Quand les forces populaires et révolutionnaires ont commencé à se réorganiser, une série de positions idéologiques, telles que l’opportunisme et le réformisme, sont venues au secours de l’impérialisme. La position centrale de la classe ouvrière a été rudement contestée, on parlait de la fin du travail et de l’irruption de sujets émergents ; on a aussi lancé l’idée du non-pouvoir et le dédain « innovateur » pour la question de l’État et la conquête du pouvoir. Une autre campagne a été lancée contre le parti politique de la classe ouvrière en relançant le « culte de la spontanéité » et le mouvementisme, prétendant séparer le politique du social et des luttes économiques ; mais l’une des approches les plus dangereuses a été le débat sur l’impérialisme soulevé par Negri et Hardt. Bien qu’il faille encore systématiser le débat qui couvre déjà une décennie, on peut tout de même percevoir que, coordonnée ou non, il s’agissait d’une attaque envers les aspects fondamentaux du marxisme-léninisme, faisant appel à de vieux arguments déjà réfutés autrefois, non seulement de l’anarchisme, mais aussi de Berstein et de Kautsky. Ce débat a eu bien entendu un effet négatif sur l’avancée de la lutte des classes qui a gagné en intensité ces derniers temps suite à une remise en question de plus en plus importante de la domination capitaliste et de la guerre. Sans parler des forces opportunistes contemporaines qui se sont moulées sur le modèle capitaliste — le Parti de la Gauche Européenne, par exemple, est un parti collaborateur du capital — ainsi que de tous ceux qui ont décidé de se soumettre ou de s’intégrer à des projets impérialistes tels que l’Union Européenne. Mais aussi de  tant d’autres organisations prétendument de gauche  et ex-communistes, actives en Amérique latine, comme l’illustre le choix du Parti de la Revolution Démocratique au Mexique  qui  accepte l’ALÉNA en ne proposant que de légères modifications qui n’altèrent en rien son caractère impérialiste.

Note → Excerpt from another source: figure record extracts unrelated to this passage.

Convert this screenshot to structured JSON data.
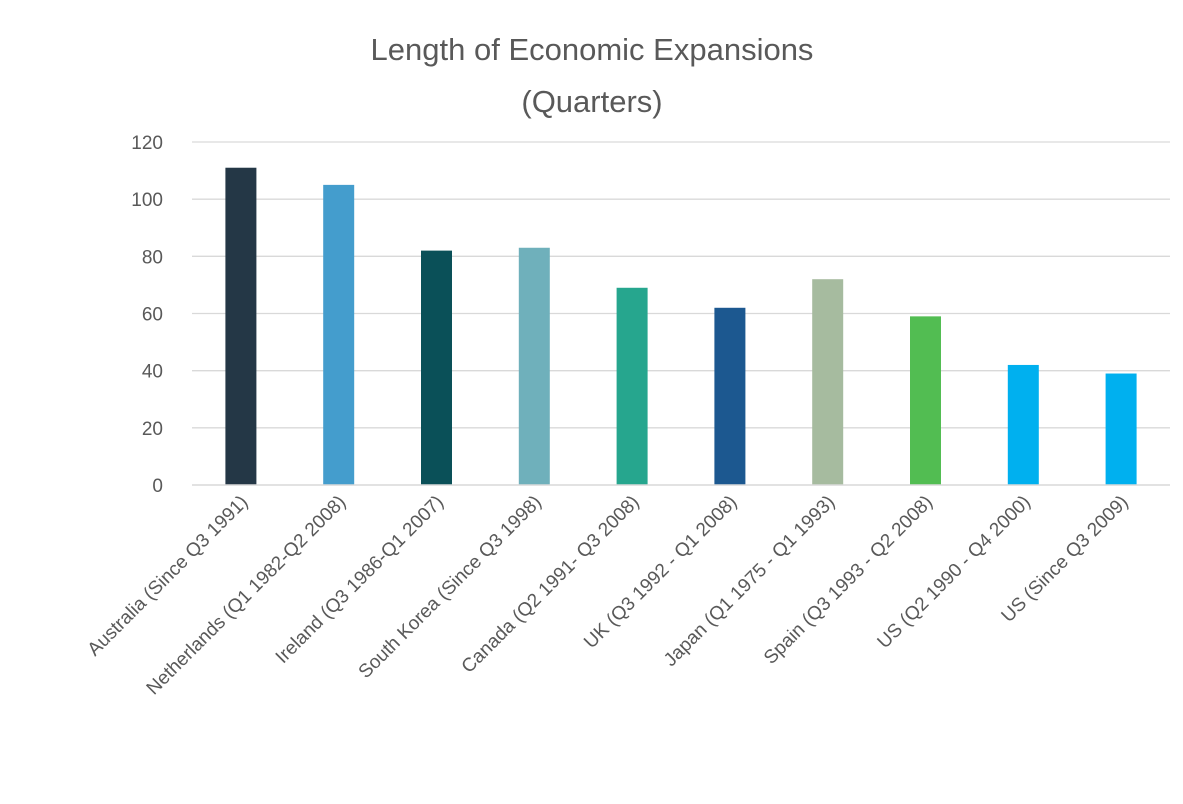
{
  "chart_data": {
    "type": "bar",
    "title": [
      "Length of Economic Expansions",
      "(Quarters)"
    ],
    "xlabel": "",
    "ylabel": "",
    "ylim": [
      0,
      120
    ],
    "yticks": [
      0,
      20,
      40,
      60,
      80,
      100,
      120
    ],
    "grid": true,
    "legend": "none",
    "categories": [
      "Australia (Since Q3 1991)",
      "Netherlands (Q1 1982-Q2 2008)",
      "Ireland (Q3 1986-Q1 2007)",
      "South Korea (Since Q3 1998)",
      "Canada (Q2 1991- Q3 2008)",
      "UK (Q3 1992 - Q1 2008)",
      "Japan (Q1 1975 - Q1 1993)",
      "Spain (Q3 1993 - Q2 2008)",
      "US (Q2 1990 - Q4 2000)",
      "US (Since Q3 2009)"
    ],
    "values": [
      111,
      105,
      82,
      83,
      69,
      62,
      72,
      59,
      42,
      39
    ],
    "colors": [
      "#243746",
      "#449dcd",
      "#0a5058",
      "#6fb0bb",
      "#26a68e",
      "#1c5890",
      "#a6bb9f",
      "#52bd52",
      "#00b0ef",
      "#00b0ef"
    ]
  }
}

Comme nous le savons, dans l’important ouvrage théorique L’impérialisme, stade suprême du capitalisme, Lénine résume les traits fondamentaux qui caractérisent la transformation du capitalisme, le passage du libre échange au capitalisme monopolistique, de la manière suivante :

« 1) La concentration de la production et du capital est parvenue à un degré si élevé qu’elle crée les monopoles, dont le rôle est décisif dans la vie économique ; 2) la fusion du capital bancaire et du capital industriel et la création, sur base de ce « capital financier », d’une oligarchie financière ; 3) l’exportation des capitaux, à la différence de l’exportation des marchandises, prend une importance toute particulière ; 4) formation d’unions internationales monopolistes de capitalistes se partageant le monde ; et 5) le partage territorial du globe entre les plus grandes puissances capitalistes. L’impérialisme est le capitalisme arrivé à un stade de développement tel que la domination des monopoles et du capital financier est accomplie, que l’exportation du capital acquiert une importance primordiale, que la division du monde entre trust internationaux a commencé, que la division des territoires du globe entre les plus gros pouvoirs capitalistes est accomplie. » [2]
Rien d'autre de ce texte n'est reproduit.